6. Опережающая мысль
6. Опережающая мысль
Жижек пишет длинными фразами. Это даже не письмо, это письменная речь. Повествование разворачивается прямо на глазах читателя, как будто без вторичной обработки. Перед нами не столько тщательно переписываемый, выверяемый, корректируемый текст, но размышления в духе свободных ассоциаций. Например, 16–я глава строится по такой логике: сначала Жижек пересказывает эпизоды из трех кинофильмов, затем на их основе предлагает гипотезу особого типа выбора в экстремальной ситуации — «выстрел в самое дорогое», после чего возникает история с Авраамом и его сыном, далее появляются Фрейд и Моисей, роман Тони Моррисона, применение теорий Лакана к этим примерам, сравнение романов Моррисона и Стайрона, политика Милошевича и демократов в отношении Албании как «самого дорогого». Теория проводится как бы сквозь новые кинофильмы, исторические аналогии, новые романы, политические реалии.
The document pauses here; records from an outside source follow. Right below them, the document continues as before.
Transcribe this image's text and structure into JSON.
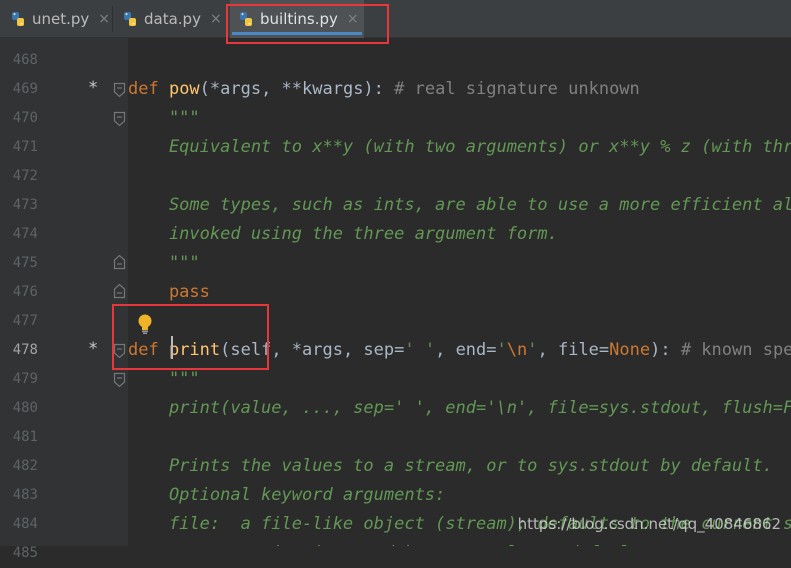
{
  "tabs": [
    {
      "label": "unet.py",
      "close": "×",
      "active": false
    },
    {
      "label": "data.py",
      "close": "×",
      "active": false
    },
    {
      "label": "builtins.py",
      "close": "×",
      "active": true
    }
  ],
  "partial_top_line": "    \"",
  "lines": [
    {
      "num": "468",
      "bookmark": "",
      "code": []
    },
    {
      "num": "469",
      "bookmark": "*",
      "code": [
        [
          "kw",
          "def "
        ],
        [
          "fn",
          "pow"
        ],
        [
          "plain",
          "(*args, **kwargs): "
        ],
        [
          "cmt",
          "# real signature unknown"
        ]
      ]
    },
    {
      "num": "470",
      "bookmark": "",
      "code": [
        [
          "doc",
          "    \"\"\""
        ]
      ]
    },
    {
      "num": "471",
      "bookmark": "",
      "code": [
        [
          "doc",
          "    Equivalent to x**y (with two arguments) or x**y % z (with three arguments)"
        ]
      ]
    },
    {
      "num": "472",
      "bookmark": "",
      "code": []
    },
    {
      "num": "473",
      "bookmark": "",
      "code": [
        [
          "doc",
          "    Some types, such as ints, are able to use a more efficient algorithm when"
        ]
      ]
    },
    {
      "num": "474",
      "bookmark": "",
      "code": [
        [
          "doc",
          "    invoked using the three argument form."
        ]
      ]
    },
    {
      "num": "475",
      "bookmark": "",
      "code": [
        [
          "doc",
          "    \"\"\""
        ]
      ]
    },
    {
      "num": "476",
      "bookmark": "",
      "code": [
        [
          "kw",
          "    pass"
        ]
      ]
    },
    {
      "num": "477",
      "bookmark": "",
      "code": []
    },
    {
      "num": "478",
      "bookmark": "*",
      "current": true,
      "code": [
        [
          "kw",
          "def "
        ],
        [
          "fn",
          "print"
        ],
        [
          "plain",
          "(self, *args, sep="
        ],
        [
          "str",
          "' '"
        ],
        [
          "plain",
          ", end="
        ],
        [
          "str",
          "'"
        ],
        [
          "esc",
          "\\n"
        ],
        [
          "str",
          "'"
        ],
        [
          "plain",
          ", file="
        ],
        [
          "const",
          "None"
        ],
        [
          "plain",
          "): "
        ],
        [
          "cmt",
          "# known special case of print"
        ]
      ]
    },
    {
      "num": "479",
      "bookmark": "",
      "code": [
        [
          "doc",
          "    \"\"\""
        ]
      ]
    },
    {
      "num": "480",
      "bookmark": "",
      "code": [
        [
          "doc",
          "    print(value, ..., sep=' ', end='\\n', file=sys.stdout, flush=False)"
        ]
      ]
    },
    {
      "num": "481",
      "bookmark": "",
      "code": []
    },
    {
      "num": "482",
      "bookmark": "",
      "code": [
        [
          "doc",
          "    Prints the values to a stream, or to sys.stdout by default."
        ]
      ]
    },
    {
      "num": "483",
      "bookmark": "",
      "code": [
        [
          "doc",
          "    Optional keyword arguments:"
        ]
      ]
    },
    {
      "num": "484",
      "bookmark": "",
      "code": [
        [
          "doc",
          "    file:  a file-like object (stream); defaults to the current sys.stdout."
        ]
      ]
    },
    {
      "num": "485",
      "bookmark": "",
      "code": [
        [
          "doc",
          "    sep:   string inserted between values, default a space."
        ]
      ]
    }
  ],
  "watermark": "https://blog.csdn.net/qq_40846862",
  "colors": {
    "keyword": "#cc7832",
    "function": "#ffc66d",
    "docstring": "#629755",
    "comment": "#808080",
    "highlight_box": "#e8373a"
  }
}
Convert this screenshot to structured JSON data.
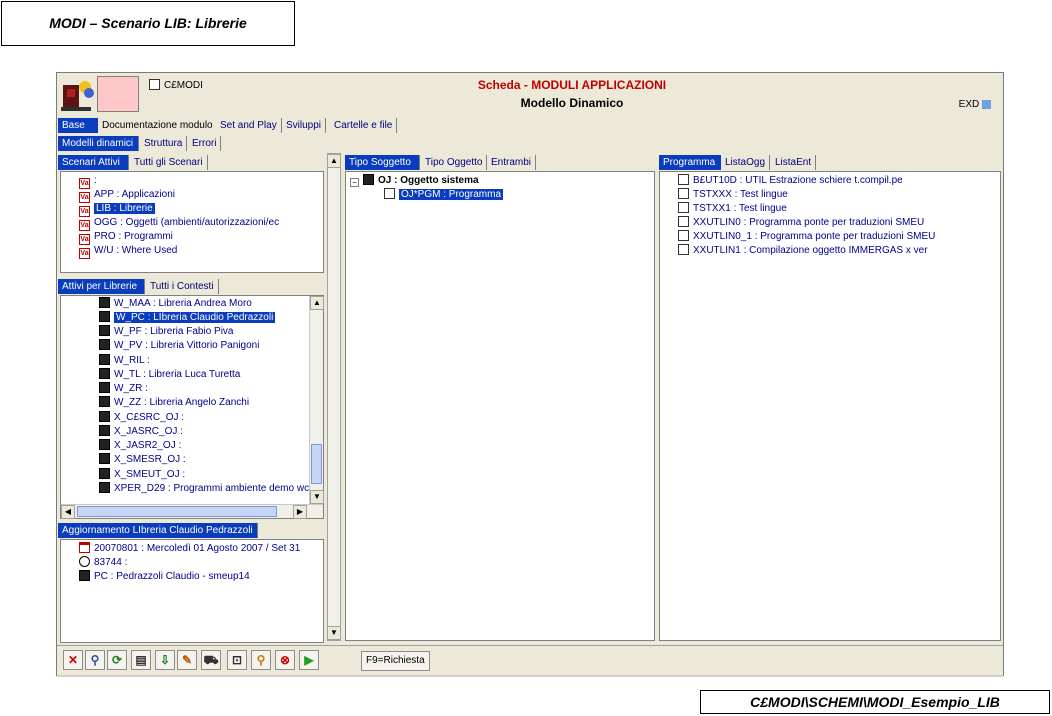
{
  "captions": {
    "top": "MODI – Scenario LIB: Librerie",
    "bottom": "C£MODI\\SCHEMI\\MODI_Esempio_LIB"
  },
  "header": {
    "app_label": "C£MODI",
    "title_line1": "Scheda - MODULI APPLICAZIONI",
    "title_line2": "Modello Dinamico",
    "exd": "EXD"
  },
  "top_tabs": [
    "Base",
    "Documentazione modulo",
    "Set and Play",
    "Sviluppi",
    "Cartelle e file"
  ],
  "sub_tabs": [
    "Modelli dinamici",
    "Struttura",
    "Errori"
  ],
  "scenari": {
    "tabs": [
      "Scenari Attivi",
      "Tutti gli Scenari"
    ],
    "items": [
      {
        "text": ":"
      },
      {
        "text": "APP  : Applicazioni"
      },
      {
        "text": "LIB  : Librerie"
      },
      {
        "text": "OGG  : Oggetti (ambienti/autorizzazioni/ec"
      },
      {
        "text": "PRO  : Programmi"
      },
      {
        "text": "W/U  : Where Used"
      }
    ]
  },
  "librerie": {
    "tabs": [
      "Attivi per Librerie",
      "Tutti i Contesti"
    ],
    "items": [
      {
        "text": "W_MAA  : Libreria Andrea Moro"
      },
      {
        "text": "W_PC  : LIbreria Claudio Pedrazzoli"
      },
      {
        "text": "W_PF  : Libreria Fabio Piva"
      },
      {
        "text": "W_PV  : Libreria Vittorio Panigoni"
      },
      {
        "text": "W_RIL  :"
      },
      {
        "text": "W_TL  : Libreria Luca Turetta"
      },
      {
        "text": "W_ZR  :"
      },
      {
        "text": "W_ZZ  : Libreria Angelo Zanchi"
      },
      {
        "text": "X_C£SRC_OJ  :"
      },
      {
        "text": "X_JASRC_OJ  :"
      },
      {
        "text": "X_JASR2_OJ  :"
      },
      {
        "text": "X_SMESR_OJ  :"
      },
      {
        "text": "X_SMEUT_OJ  :"
      },
      {
        "text": "XPER_D29  : Programmi ambiente demo wc"
      }
    ]
  },
  "aggiornamento": {
    "tab": "Aggiornamento LIbreria Claudio Pedrazzoli",
    "items": [
      {
        "text": "20070801  : Mercoledì 01 Agosto 2007 / Set 31"
      },
      {
        "text": "83744  :"
      },
      {
        "text": "PC  : Pedrazzoli Claudio - smeup14"
      }
    ]
  },
  "tipo": {
    "tabs": [
      "Tipo Soggetto",
      "Tipo Oggetto",
      "Entrambi"
    ],
    "root": "OJ  : Oggetto sistema",
    "child": "OJ*PGM  : Programma"
  },
  "programma": {
    "tabs": [
      "Programma",
      "ListaOgg",
      "ListaEnt"
    ],
    "items": [
      {
        "text": "B£UT10D  : UTIL Estrazione schiere t.compil.pe"
      },
      {
        "text": "TSTXXX  : Test lingue"
      },
      {
        "text": "TSTXX1  : Test lingue"
      },
      {
        "text": "XXUTLIN0  : Programma ponte per traduzioni SMEU"
      },
      {
        "text": "XXUTLIN0_1  : Programma ponte per traduzioni SMEU"
      },
      {
        "text": "XXUTLIN1  : Compilazione oggetto IMMERGAS x ver"
      }
    ]
  },
  "toolbar": {
    "f9": "F9=Richiesta",
    "buttons": [
      "close-icon",
      "zoom-icon",
      "refresh-icon",
      "print-icon",
      "export-icon",
      "edit-icon",
      "cart-icon",
      "select-icon",
      "search-icon",
      "stop-icon",
      "play-icon"
    ]
  },
  "colors": {
    "selection": "#0a3cbe",
    "link": "#00008b",
    "title_red": "#c00000"
  }
}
Письмо Жижека показывает: мысль всегда уже выхвачена, мысль всегда уже занимает место, уготовленное для других мыслей. Его тексты это — неистовое письмо, письмо, пытающееся догнать рвущиеся «на волю» мысли. Мысль прокладывает себе путь по одной из множества троп. Мысль разветвляется, но при этом всегда возвращается на волнующие идеологические магистрали. Мысль не ведет к одной–единственной плавной мысли, но разворачивает себя, разворачивается в направлении множественности. Начало каждой главы никогда не воспринимается как начало, а конец как конец. Это письмо — всегда уже продолжение, то письмо и есть мысль. Мысль, конституирующаяся в желании.
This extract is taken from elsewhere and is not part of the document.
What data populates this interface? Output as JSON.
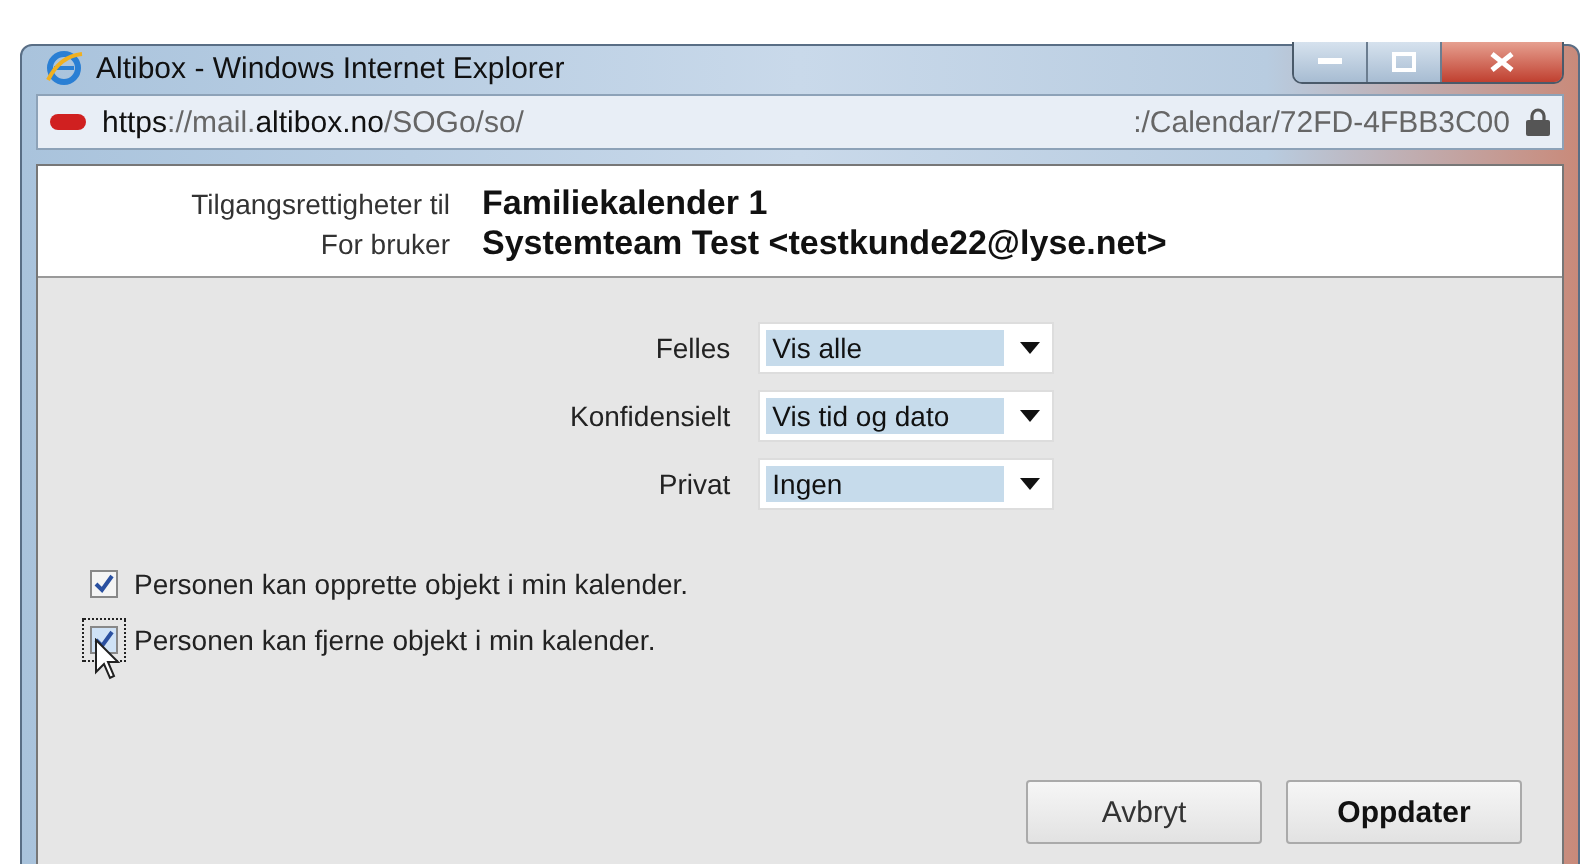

Мышление как процесс, главным образом бессознательный, опережает скорость вербализации. Археписьмо, как сказал бы Деррида, опережает письмо, откуда и возникает эффект погони торопливой речи за неудержимой мыслью. Более того, эффект этот может служить сигналом тревоги [28]. Несовпадение скоростей указывает и на травматическое конституирующее субъект неузнавание: «Дело не только в том, что мы должны вскрыть структурные механизмы, производящие субъекта как эффект идеологического неузнавания; но и в том, что мы должны четко осознавать неизбежность такого "неузнавания", т. е. смириться с тем, что доля иллюзорности является условием нашего исторического опыта… субъект конституируется неузнаванием» [4:10].
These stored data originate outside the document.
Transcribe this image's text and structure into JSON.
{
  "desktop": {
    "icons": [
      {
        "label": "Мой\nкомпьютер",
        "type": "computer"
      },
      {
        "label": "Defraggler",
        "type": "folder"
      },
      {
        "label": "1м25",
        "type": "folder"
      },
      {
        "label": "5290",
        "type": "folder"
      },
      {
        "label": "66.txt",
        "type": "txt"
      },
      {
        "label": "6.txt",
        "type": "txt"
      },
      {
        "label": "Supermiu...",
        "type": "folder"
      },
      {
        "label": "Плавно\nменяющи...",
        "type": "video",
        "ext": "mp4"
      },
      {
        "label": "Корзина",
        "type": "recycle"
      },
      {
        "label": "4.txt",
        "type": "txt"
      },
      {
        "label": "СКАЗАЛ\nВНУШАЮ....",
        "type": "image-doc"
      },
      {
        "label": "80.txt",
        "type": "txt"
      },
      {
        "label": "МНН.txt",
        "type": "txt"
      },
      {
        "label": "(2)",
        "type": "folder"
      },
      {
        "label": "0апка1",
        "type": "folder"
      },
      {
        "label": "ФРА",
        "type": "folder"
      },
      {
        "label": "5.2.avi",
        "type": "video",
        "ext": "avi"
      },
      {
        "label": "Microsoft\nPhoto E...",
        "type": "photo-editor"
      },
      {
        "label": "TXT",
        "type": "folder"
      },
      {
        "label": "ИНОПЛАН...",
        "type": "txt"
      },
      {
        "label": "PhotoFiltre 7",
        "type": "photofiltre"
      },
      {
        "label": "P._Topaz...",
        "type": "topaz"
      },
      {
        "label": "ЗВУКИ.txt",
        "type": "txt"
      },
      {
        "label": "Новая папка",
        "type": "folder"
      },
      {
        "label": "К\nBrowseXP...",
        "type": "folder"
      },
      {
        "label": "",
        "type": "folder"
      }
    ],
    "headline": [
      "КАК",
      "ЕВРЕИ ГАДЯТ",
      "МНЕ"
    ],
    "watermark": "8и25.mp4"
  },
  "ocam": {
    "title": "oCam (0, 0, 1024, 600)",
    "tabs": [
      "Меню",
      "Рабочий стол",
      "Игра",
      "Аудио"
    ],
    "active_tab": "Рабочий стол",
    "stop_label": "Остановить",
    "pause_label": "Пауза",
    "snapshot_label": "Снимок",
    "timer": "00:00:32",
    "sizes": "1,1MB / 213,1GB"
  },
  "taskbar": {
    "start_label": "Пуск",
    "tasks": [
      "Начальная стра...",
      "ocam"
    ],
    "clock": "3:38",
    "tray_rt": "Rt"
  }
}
Общим местом стало то, что Жижек — чуть ли не единственный из признанных мыслителей современности, кто позволяет себе не только пересказывать содержание голливудских кинофильмов и трэш- романов, но и пересказывать анекдоты. Одни критики связывают этот прием с «восточноевропейской идентичностью» Жижека, позволяющей ему пренебрегать академическими традициями Запада. Другие критики говорят, что любовь к анекдотам связана не столько с Югославией, сколько с постмодернизмом. Сам Жижек говорит о том, что этот аспект его творчества — «символическая уловка»: «Я сам всегда относился к себе как к автору книг, чья избыточно и навязчиво "остроумная" текстура служит оболочкой фундаментальной холодности, оболочкой "машинного" развертывания линии мысли, которая идет своим путем с крайним безразличием в отношении патологии так называемой человеческой предупредительности. В этом отношении я всегда испытывал глубокую симпатию к Монте Питону, чей избыточный юмор также свидетельствует о глубинном отвращения к жизни» (17:viii]. Подчеркнем еще раз, теперь уже вслед за Жижском, это «движение мысли своим путем», это ее «“машинное” развертывание», а также отметим и то, что анекдоты, остроумие, шутки со времен Фрейда были и остаются свидетелями психоаналитической мысли. Обращение к анекдотам характерно и для Фрейда, и для Жижека, и для Лакана.